The first issue, the preview issue, is digital. The second issue is going to be a full issue and it’s going to be in print, be high-gloss, have high-definition pictures, and have high quality ink and be out in August. It’s going to be really good overall quality. It’s going to be a quarterly magazine for now.
What’s the reaction been like since you’ve your first issue premiered?
People appreciate we’re doing something that’s never been done before and appreciate us giving people a chance even though they aren't experienced -- kind of like how I used to be. The feedback is supportive because we’re different and people know were taking a risk going through with this.
What’s been the most rewarding part of creating your magazine?
What I like is meeting different people and learning about their cultures. I’m working with people from the south -- Navajos -- and I’m learning everything about their cultures and traditions and it’s really cool. I’m Lakota so I know about the north, but I get to meet different people and tribes and I enjoy learning about their lives. It’s like even though we’re all considered one race, we’re all different.
How did you get Mariah Watchman for the first cover?
I actually wanted her to be on the cover, but I didn’t know how to get ahold of her or any of that. Luckily, Crystal knows a lot of people. She said she could possibly get Mariah to be in the magazine. Then she came back and was like, “Hey, she wants to do it.” I was excited because I watched Mariah become more involved with modeling, and then she was on America’s Next Top Model, and I was like, “Hey, wait a minute, that’s her! Oh, my god!” I was so happy she went on that show representing her race. A lot of other Native celebrities are like, “I’m part Native American, but I’m not really going to talk about that part of my life. Only my famous side.” But she was totally representing her people and even wore a beaded medallion on the show. She was inspiring and I couldn’t wait to get the interview with her. She was excited about our magazine too and is 100% behind our mission and purpose.
What sets your magazine apart from others?

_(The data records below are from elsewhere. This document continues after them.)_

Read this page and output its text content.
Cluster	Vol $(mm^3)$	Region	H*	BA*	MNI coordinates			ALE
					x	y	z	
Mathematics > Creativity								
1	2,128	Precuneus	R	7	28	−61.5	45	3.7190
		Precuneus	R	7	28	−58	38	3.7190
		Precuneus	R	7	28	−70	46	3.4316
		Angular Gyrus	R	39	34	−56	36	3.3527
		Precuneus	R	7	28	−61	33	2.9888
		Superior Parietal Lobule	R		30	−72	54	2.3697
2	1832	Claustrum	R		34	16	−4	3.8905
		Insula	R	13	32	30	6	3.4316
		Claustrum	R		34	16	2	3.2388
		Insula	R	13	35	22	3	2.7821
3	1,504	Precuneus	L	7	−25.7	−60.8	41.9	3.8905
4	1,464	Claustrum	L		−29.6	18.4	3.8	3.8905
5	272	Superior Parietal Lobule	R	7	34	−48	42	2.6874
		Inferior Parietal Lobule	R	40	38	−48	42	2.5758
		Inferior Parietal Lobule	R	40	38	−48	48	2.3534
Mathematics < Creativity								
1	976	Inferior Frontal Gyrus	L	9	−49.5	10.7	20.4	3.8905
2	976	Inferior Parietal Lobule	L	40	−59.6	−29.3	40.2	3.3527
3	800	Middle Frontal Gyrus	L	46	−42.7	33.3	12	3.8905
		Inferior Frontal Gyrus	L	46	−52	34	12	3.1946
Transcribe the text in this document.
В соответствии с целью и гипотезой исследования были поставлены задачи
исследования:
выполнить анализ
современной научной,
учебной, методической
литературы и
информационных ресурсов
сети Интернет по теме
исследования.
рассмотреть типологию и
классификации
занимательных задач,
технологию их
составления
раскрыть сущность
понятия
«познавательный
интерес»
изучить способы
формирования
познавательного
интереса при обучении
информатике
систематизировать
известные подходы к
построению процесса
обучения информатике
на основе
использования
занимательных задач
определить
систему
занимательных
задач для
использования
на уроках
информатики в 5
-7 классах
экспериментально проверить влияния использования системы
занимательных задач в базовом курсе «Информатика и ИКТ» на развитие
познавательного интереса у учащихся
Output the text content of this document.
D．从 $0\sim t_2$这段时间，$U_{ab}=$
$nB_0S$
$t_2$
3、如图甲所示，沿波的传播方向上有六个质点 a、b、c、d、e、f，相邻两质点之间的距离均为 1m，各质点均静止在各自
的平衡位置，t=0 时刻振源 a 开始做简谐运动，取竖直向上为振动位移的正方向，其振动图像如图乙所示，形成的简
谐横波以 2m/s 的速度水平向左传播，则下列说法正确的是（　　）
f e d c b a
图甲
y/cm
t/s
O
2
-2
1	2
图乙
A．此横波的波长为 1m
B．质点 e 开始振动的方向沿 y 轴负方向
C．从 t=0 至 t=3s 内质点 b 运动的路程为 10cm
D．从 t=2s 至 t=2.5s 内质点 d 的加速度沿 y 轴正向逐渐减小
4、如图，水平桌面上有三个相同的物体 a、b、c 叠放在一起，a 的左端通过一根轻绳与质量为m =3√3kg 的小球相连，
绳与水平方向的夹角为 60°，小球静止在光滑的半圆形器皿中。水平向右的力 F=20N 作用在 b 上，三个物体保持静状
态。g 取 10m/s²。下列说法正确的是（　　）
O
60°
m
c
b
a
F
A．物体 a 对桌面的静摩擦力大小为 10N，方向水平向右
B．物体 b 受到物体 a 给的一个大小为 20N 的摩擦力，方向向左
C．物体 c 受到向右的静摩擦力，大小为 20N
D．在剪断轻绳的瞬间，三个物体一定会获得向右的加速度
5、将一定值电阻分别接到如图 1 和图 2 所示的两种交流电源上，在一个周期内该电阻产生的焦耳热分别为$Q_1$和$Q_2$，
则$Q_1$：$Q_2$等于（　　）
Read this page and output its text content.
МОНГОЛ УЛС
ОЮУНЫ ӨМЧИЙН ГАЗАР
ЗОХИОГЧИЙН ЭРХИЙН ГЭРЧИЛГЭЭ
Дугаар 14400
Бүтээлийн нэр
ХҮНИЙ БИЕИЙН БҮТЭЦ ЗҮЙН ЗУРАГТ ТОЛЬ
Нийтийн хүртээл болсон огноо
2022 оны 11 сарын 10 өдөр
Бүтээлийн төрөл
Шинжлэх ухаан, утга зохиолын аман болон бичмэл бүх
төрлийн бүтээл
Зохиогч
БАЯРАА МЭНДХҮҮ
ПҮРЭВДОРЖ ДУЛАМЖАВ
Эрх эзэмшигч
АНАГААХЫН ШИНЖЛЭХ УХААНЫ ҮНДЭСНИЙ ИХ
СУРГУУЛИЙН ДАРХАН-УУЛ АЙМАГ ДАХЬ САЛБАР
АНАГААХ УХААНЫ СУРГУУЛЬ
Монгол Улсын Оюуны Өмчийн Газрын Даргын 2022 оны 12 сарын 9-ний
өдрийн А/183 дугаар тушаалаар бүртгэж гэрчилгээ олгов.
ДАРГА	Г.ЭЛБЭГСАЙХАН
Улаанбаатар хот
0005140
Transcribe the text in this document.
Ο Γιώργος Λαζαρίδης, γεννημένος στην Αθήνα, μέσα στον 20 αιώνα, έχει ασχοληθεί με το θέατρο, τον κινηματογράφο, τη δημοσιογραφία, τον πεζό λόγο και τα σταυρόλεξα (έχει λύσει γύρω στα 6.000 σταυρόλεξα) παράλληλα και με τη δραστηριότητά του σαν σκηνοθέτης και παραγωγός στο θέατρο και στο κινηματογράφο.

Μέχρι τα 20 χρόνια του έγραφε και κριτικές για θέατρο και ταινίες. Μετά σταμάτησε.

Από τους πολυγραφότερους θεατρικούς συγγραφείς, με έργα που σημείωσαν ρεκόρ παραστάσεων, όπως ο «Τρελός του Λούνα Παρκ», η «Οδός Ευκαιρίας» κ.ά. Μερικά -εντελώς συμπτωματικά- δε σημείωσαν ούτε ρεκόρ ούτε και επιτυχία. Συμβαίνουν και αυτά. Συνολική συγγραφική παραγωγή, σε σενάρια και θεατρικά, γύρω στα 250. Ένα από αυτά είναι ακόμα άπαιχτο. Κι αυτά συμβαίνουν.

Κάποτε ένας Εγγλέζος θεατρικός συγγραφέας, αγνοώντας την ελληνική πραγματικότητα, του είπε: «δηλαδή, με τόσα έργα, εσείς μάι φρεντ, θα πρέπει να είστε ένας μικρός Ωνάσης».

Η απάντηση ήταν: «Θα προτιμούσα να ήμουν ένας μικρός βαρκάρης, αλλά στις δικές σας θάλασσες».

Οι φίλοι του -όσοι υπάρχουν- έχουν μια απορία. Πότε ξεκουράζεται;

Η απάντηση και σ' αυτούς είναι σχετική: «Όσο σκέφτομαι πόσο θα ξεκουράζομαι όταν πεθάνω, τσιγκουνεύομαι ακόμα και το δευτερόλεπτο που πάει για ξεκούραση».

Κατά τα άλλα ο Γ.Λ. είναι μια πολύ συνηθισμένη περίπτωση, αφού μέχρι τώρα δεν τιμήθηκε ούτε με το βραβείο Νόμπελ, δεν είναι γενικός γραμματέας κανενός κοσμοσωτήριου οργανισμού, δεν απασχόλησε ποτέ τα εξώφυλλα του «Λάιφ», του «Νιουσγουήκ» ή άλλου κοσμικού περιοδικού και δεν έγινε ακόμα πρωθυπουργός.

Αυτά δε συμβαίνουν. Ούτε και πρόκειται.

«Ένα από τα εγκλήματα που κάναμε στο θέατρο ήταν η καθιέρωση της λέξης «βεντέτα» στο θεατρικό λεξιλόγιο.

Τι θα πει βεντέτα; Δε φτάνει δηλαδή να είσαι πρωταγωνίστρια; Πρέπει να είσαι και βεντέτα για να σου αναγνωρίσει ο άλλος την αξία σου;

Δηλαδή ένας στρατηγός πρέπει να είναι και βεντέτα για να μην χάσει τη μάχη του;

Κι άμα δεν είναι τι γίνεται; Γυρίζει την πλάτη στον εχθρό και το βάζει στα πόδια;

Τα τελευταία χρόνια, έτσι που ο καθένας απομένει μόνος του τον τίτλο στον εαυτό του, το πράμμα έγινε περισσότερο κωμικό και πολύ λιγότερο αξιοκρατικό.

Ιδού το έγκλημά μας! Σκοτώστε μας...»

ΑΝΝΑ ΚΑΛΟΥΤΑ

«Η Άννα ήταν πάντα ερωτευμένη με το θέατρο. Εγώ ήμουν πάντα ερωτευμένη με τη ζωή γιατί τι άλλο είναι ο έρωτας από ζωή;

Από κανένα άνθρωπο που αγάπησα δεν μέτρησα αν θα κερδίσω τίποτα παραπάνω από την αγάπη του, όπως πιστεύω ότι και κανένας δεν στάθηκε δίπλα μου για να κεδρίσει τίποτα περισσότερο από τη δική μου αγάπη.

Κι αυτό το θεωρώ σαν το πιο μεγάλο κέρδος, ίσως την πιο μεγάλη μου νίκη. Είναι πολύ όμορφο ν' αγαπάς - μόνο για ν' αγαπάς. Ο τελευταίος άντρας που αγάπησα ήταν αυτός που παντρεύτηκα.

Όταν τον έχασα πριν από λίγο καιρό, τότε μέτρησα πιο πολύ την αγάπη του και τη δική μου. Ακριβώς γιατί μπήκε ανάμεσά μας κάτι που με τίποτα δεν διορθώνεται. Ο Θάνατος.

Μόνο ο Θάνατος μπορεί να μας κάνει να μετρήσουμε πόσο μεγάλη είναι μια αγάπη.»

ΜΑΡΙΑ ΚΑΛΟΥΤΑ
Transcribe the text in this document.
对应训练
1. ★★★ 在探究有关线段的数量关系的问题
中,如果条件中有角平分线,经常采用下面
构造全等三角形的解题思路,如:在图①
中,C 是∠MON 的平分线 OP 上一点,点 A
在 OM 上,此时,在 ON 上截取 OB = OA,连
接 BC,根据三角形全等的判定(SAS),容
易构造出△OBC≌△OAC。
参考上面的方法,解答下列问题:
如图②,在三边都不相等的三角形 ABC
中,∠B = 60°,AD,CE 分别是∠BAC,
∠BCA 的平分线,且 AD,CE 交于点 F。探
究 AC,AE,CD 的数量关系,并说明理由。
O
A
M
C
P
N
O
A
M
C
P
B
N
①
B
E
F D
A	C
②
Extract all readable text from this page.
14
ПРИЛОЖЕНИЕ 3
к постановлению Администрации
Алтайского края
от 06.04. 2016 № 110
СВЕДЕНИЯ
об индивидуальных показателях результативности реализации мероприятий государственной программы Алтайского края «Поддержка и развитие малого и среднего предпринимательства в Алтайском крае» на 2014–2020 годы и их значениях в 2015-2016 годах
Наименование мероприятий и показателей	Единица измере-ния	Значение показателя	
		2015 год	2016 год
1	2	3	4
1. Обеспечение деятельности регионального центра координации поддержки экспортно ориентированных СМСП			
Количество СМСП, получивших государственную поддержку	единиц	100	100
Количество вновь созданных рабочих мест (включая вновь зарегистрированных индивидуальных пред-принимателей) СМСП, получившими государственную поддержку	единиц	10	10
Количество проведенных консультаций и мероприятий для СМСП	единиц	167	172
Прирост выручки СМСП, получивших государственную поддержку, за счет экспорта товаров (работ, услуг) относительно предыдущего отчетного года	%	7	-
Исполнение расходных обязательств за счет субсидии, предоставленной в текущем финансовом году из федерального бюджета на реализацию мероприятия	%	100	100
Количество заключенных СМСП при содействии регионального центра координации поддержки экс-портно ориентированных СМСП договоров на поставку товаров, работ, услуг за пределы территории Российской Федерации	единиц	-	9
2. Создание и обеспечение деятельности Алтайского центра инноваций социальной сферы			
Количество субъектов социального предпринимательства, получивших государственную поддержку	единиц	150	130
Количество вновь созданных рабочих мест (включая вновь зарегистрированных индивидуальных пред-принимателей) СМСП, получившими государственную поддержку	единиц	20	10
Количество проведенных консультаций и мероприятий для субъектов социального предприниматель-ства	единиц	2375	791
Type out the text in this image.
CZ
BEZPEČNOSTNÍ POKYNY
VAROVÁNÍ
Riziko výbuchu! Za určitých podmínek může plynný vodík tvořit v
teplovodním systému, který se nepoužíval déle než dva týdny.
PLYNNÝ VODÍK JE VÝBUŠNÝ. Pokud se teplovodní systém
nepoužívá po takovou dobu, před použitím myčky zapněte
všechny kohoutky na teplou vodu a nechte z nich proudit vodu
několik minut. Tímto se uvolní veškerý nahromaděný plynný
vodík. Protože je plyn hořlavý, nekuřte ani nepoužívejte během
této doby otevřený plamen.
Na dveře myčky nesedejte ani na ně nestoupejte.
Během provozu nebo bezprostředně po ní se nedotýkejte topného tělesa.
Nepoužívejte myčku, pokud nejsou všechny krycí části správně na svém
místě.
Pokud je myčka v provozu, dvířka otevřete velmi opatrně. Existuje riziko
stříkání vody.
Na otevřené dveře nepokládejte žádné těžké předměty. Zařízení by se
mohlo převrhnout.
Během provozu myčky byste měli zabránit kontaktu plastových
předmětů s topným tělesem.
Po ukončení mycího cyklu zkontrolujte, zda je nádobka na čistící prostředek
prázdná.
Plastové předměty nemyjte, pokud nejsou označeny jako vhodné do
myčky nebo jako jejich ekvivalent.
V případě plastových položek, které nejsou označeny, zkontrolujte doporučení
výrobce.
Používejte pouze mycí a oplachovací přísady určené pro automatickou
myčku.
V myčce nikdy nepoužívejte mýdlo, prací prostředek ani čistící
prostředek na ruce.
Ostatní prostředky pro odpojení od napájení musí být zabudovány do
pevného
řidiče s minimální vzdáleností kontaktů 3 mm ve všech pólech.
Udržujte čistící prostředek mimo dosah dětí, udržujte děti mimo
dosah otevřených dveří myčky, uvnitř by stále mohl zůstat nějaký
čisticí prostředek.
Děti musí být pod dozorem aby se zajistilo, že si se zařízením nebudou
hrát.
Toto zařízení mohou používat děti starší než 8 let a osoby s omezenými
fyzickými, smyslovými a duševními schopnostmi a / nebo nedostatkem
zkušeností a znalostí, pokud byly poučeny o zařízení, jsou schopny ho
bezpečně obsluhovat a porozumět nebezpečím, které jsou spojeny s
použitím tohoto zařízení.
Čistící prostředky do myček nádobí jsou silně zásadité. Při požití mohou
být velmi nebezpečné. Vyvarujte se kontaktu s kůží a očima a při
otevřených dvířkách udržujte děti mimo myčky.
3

Some magazines only appeal to men, or women, or kids, but I want to appeal to all tribes and everyone. We want to connect with individuals and create a relationship with our audience. We’re not picky about who we want to work with. We don’t want to create cliques in the Native industry, but want to give everyone a chance. Like, if there’s a girl in high school who wants to get into journalism, kind of like how I was, we want to consider her. Or if there’s a plus-sized girl who's photogenic who wants to model, we want to give her a chance too. That’s what sets us apart. We strive to be different, yet strive our very hardest to get out a professional and high end magazine.